Gauge origami and quiver W-algebras II: Vertex function and beyond quantum $q$-Langlands correspondence

TL;DR

This paper advances the understanding of gauge origami and quiver W-algebras by exploring their connection to quantum q-Langlands correspondence through vertex functions, stable envelopes, and higher-rank geometric realizations.

Contribution

It introduces a quantum algebraic framework for gauge origami, establishing new links between electric and magnetic blocks, and extends the quantum q-Langlands correspondence to double affine and higher-dimensional cases.

Findings

Constructed stable envelopes from chamber structures of vertex operators.

Established direct equivalence between electric and magnetic blocks.

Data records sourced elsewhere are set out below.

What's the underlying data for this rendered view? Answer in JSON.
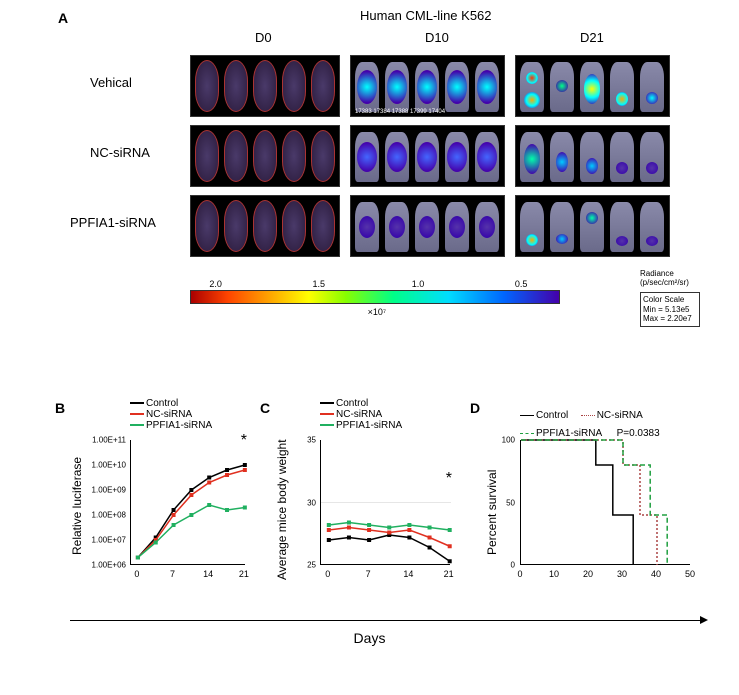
{
  "panelA": {
    "label": "A",
    "title": "Human CML-line K562",
    "columns": [
      "D0",
      "D10",
      "D21"
    ],
    "rows": [
      "Vehical",
      "NC-siRNA",
      "PPFIA1-siRNA"
    ],
    "colorbar": {
      "ticks": [
        "2.0",
        "1.5",
        "1.0",
        "0.5"
      ],
      "exponent": "×10⁷"
    },
    "radiance": {
      "title": "Radiance",
      "units": "(p/sec/cm²/sr)"
    },
    "colorScale": {
      "title": "Color Scale",
      "min": "Min = 5.13e5",
      "max": "Max = 2.20e7"
    }
  },
  "panelB": {
    "label": "B",
    "ylabel": "Relative luciferase",
    "legend": [
      "Control",
      "NC-siRNA",
      "PPFIA1-siRNA"
    ],
    "colors": {
      "control": "#000000",
      "nc": "#e03020",
      "ppfia1": "#20b060"
    },
    "xticks": [
      "0",
      "7",
      "14",
      "21"
    ],
    "yticks": [
      "1.00E+06",
      "1.00E+07",
      "1.00E+08",
      "1.00E+09",
      "1.00E+10",
      "1.00E+11"
    ],
    "star": "*",
    "series": {
      "control": [
        6.3,
        7.1,
        8.2,
        9.0,
        9.5,
        9.8,
        10.0
      ],
      "nc": [
        6.3,
        7.0,
        8.0,
        8.8,
        9.3,
        9.6,
        9.8
      ],
      "ppfia1": [
        6.3,
        6.9,
        7.6,
        8.0,
        8.4,
        8.2,
        8.3
      ]
    }
  },
  "panelC": {
    "label": "C",
    "ylabel": "Average mice body weight",
    "legend": [
      "Control",
      "NC-siRNA",
      "PPFIA1-siRNA"
    ],
    "colors": {
      "control": "#000000",
      "nc": "#e03020",
      "ppfia1": "#20b060"
    },
    "xticks": [
      "0",
      "7",
      "14",
      "21"
    ],
    "yticks": [
      "25",
      "30",
      "35"
    ],
    "star": "*",
    "series": {
      "control": [
        27.0,
        27.2,
        27.0,
        27.4,
        27.2,
        26.4,
        25.3
      ],
      "nc": [
        27.8,
        28.0,
        27.8,
        27.6,
        27.8,
        27.2,
        26.5
      ],
      "ppfia1": [
        28.2,
        28.4,
        28.2,
        28.0,
        28.2,
        28.0,
        27.8
      ]
    }
  },
  "panelD": {
    "label": "D",
    "ylabel": "Percent survival",
    "legend": [
      "Control",
      "NC-siRNA",
      "PPFIA1-siRNA"
    ],
    "pvalue": "P=0.0383",
    "colors": {
      "control": "#000000",
      "nc": "#aa4444",
      "ppfia1": "#20a040"
    },
    "xticks": [
      "0",
      "10",
      "20",
      "30",
      "40",
      "50"
    ],
    "yticks": [
      "0",
      "50",
      "100"
    ],
    "survival": {
      "control": [
        [
          0,
          100
        ],
        [
          22,
          100
        ],
        [
          22,
          80
        ],
        [
          27,
          80
        ],
        [
          27,
          40
        ],
        [
          33,
          40
        ],
        [
          33,
          0
        ]
      ],
      "nc": [
        [
          0,
          100
        ],
        [
          30,
          100
        ],
        [
          30,
          80
        ],
        [
          35,
          80
        ],
        [
          35,
          40
        ],
        [
          40,
          40
        ],
        [
          40,
          0
        ]
      ],
      "ppfia1": [
        [
          0,
          100
        ],
        [
          30,
          100
        ],
        [
          30,
          80
        ],
        [
          38,
          80
        ],
        [
          38,
          40
        ],
        [
          43,
          40
        ],
        [
          43,
          0
        ]
      ]
    }
  },
  "xaxis_label": "Days"
}
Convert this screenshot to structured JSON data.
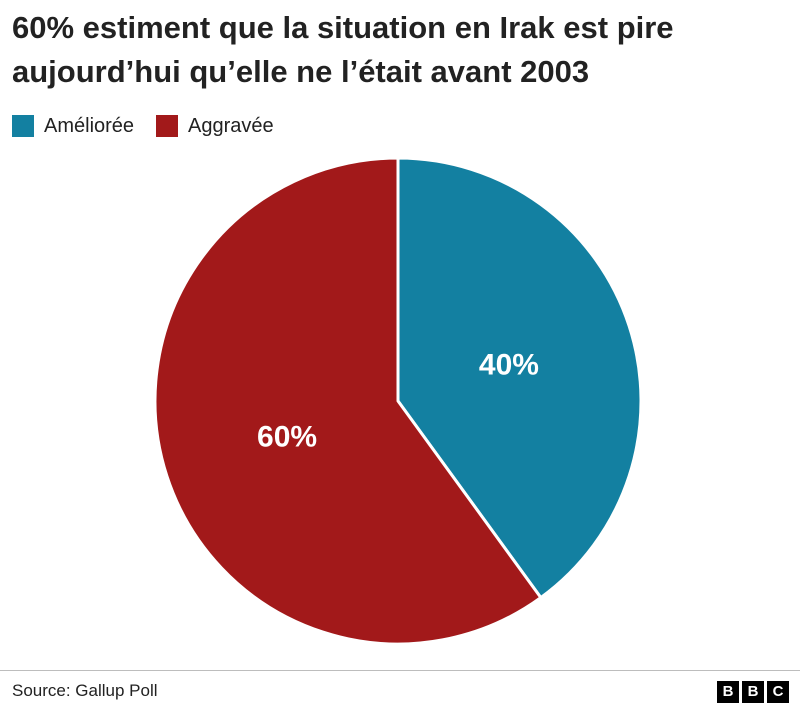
{
  "chart_data": {
    "type": "pie",
    "title_lines": [
      "60% estiment que la situation en Irak est pire",
      "aujourd’hui qu’elle ne l’était avant 2003"
    ],
    "legend_position": "top-left",
    "slices": [
      {
        "label": "Améliorée",
        "value": 40,
        "display": "40%",
        "color": "#1380a1"
      },
      {
        "label": "Aggravée",
        "value": 60,
        "display": "60%",
        "color": "#a2191a"
      }
    ]
  },
  "footer": {
    "source": "Source: Gallup Poll",
    "logo_letters": [
      "B",
      "B",
      "C"
    ]
  }
}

Realized higher-rank multi-leg Pandharipande-Thomas vertices via conformal blocks.

Abstract

We continue the study of generalized gauge theory called gauge origami, based on the quantum algebraic approach initiated in [arXiv:2310.08545]. In this article, we in particular explore the D2 brane system realized by the screened vertex operators of the corresponding W-algebra. The partition function of this system given by the corresponding conformal block is identified with the vertex function associated with quasimaps to Nakajima quiver varieties and generalizations, that plays a central role in the quantum $q$-Langlands correspondence. Based on the quantum algebraic perspective, we address three new aspects of the correspondence: (i) Direct equivalence between the electric and magnetic blocks by constructing stable envelopes from the chamber structure of the vertex operators, (ii) Double affine generalization of quantum $q$-Langlands correspondence, and (iii) Conformal block realization of the origami vertex function associated with intersection of quasimaps, that realizes the higher-rank multi-leg Pandharipande-Thomas vertices of 3-fold and 4-fold.